Washington. In den Vorwahlen hatten ihn viele schon abgeschrieben – jetzt ist Joe Biden der gewählte Präsident der USA. Was Trump den Hals brach.

Oldie but Goldie! In einem Land, das chronisch der Jugendlichkeit huldigt, wird ein bald 78-Jähriger, der seit fast 50 Jahren auf der politischen Bühne ist, Präsident.

Nach tagelangem Auszählungsmarathon schaffte Joe Biden am Samstag pünktlich zur „Lunch Time” die nötigen 270 Stimmen im Wahlmänner-Gremium, das ihn am 14. Dezember offiziell ins Amt bringen soll.

Joe Biden tritt die Nachfolge von Donald Trump an, dem ersten Commander-in-Chief seit 30 Jahren, seit George H. Walker Bush und Jimmy Carter, dem eine zweite Amtszeit verwehrt bleibt.

Joe Bidens Wahl ist ein Schock für seine Gegner

Für Bidens Gegner ein Schock, der noch in Jahren zu spüren sein wird. Für Bidens Anhänger und Freunde ein Moment größter Erleichterung und Genugtuung.

Verwundert werden sich viele die Augen reiben und an die ersten Wochen der Vorwahlen im Februar zurückdenken, als der Menschenfänger aus Wilmington unter ferner liefen abschnitt, kraftlos wirkte und bereits so gut wie abgeschrieben war.

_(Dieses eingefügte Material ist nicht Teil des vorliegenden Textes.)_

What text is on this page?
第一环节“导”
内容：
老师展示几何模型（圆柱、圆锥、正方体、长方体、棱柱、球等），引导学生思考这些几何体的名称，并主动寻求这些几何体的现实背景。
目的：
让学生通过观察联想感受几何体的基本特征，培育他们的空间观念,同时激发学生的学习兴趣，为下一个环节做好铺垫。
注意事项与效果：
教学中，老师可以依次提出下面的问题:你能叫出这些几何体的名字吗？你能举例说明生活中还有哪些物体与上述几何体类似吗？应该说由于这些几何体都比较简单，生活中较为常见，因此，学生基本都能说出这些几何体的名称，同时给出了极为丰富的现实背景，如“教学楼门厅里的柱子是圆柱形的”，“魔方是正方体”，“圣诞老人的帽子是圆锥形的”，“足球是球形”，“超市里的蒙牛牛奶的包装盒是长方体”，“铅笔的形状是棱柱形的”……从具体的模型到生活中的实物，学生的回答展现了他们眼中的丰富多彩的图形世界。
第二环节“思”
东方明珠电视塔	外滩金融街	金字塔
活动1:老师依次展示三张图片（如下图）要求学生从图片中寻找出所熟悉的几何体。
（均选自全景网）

Seine Wiederauferstehung, betrieben von schwarzen Wählern in South Carolina, bildete den Auftakt zu einer beispiellosen Siegesserie. Getragen von stabilen Umfragevorsprüngen, widerstand der Alt-Vizepräsident allen Attacken der Gegenseite auf seine Person und seine Biographie. Rückblick: Spektakuläres Comeback: Joe Biden triumphiert bei Vorwahlen

Ein ermattetes Land hofft mehrheitlich, dass jemand Trumps Zirkus verjagt

US-Korrespondent Dirk Hautkapp kommentiert.
US-Korrespondent Dirk Hautkapp kommentiert. © Privat | Privat

Schon bald spürten viele Amerikaner, dass das Schlachtross, obwohl in die Jahre gekommen, verlässlich, berechenbar und vor allem emphatisch ist. Und damit vielleicht das beste Anti-Serum zur Giftspritze im Weißen Haus sein würde.

Bidens größtes Versprechen – Mit mir kehrt Ruhe und Besonnenheit ein! – entwickelte besonders in den vergangen drei Monaten hohe Anziehungskraft. Ein ermattetes Land hoffte mehrheitlich darauf, dass irgendwer den Trumpschen Polit-Zirkus aus der Stadt jagt.

Biden schaffte es, durch beharrliche Wiederholung seiner Fundamentalkritik, die Wahl zu einer Abstimmung über Trump zu machen. Seine eigenen Ideen und Konzepte für die Zukunft ordneten sich einem Befund unter, der vor aller Augen liegt: Trumps von Beginn an eingeschränktes Führungsvermögen gepaart mit einer kaltherzigen Rücksichtslosigkeit, die im Sinne des Wortes über Leichen geht, hat in der Coronavirus-Pandemie Hunderttausende von Menschenleben gekostet und eine bis zum Ausbruch florierende Wirtschaft jäh abgewürgt.

Joe Bidens Wahl ist Amerikas erster Schritt zur Selbstreinigung

Mit der Wahl von Joe Biden hat Amerika den ersten Schritt zu einer überfälligen Selbstreinigung getan. Unzählige weitere müssen folgen. Lesen Sie hier: Der nächste Präsident: Wie Joe Biden regieren will

Denn mag das vierjährige Intermezzo mit dem schlechtesten und durchtriebensten Präsidenten, den Amerika je hatte, auch so gut wie vorbei sein – der Trumpismus bleibt. 70 Millionen Amerikaner wollten dem Möchtegern-Despoten eine Vertragsverlängerung geben. Trump hat mit seiner Anti-Eliten-Politik einen Nerv getroffen, der noch lange zucken wird.

Was Trump den Hals brach? Ein konventioneller, konservativ geprägter Präsident mit der gleichen Leistungsbilanz, die in einigen Bereichen bis zum Einbruch von Corona nicht durchgängig katastrophal war, wäre mit einiger Wahrscheinlichkeit geruhsam in Richtung Wiederwahl gesegelt.

Trumps überlebensgroßes Ego, seine Zank- und Rachsucht, sein Unfähigkeit, seine krankhafte Unehrlichkeit, seine unstillbare Lust am Chaosstiften hat am Ende ausreichend viele Amerikaner zu einem simplen Fazit veranlasst: Er kann es nicht. Er tut uns nicht gut. Er muss weg.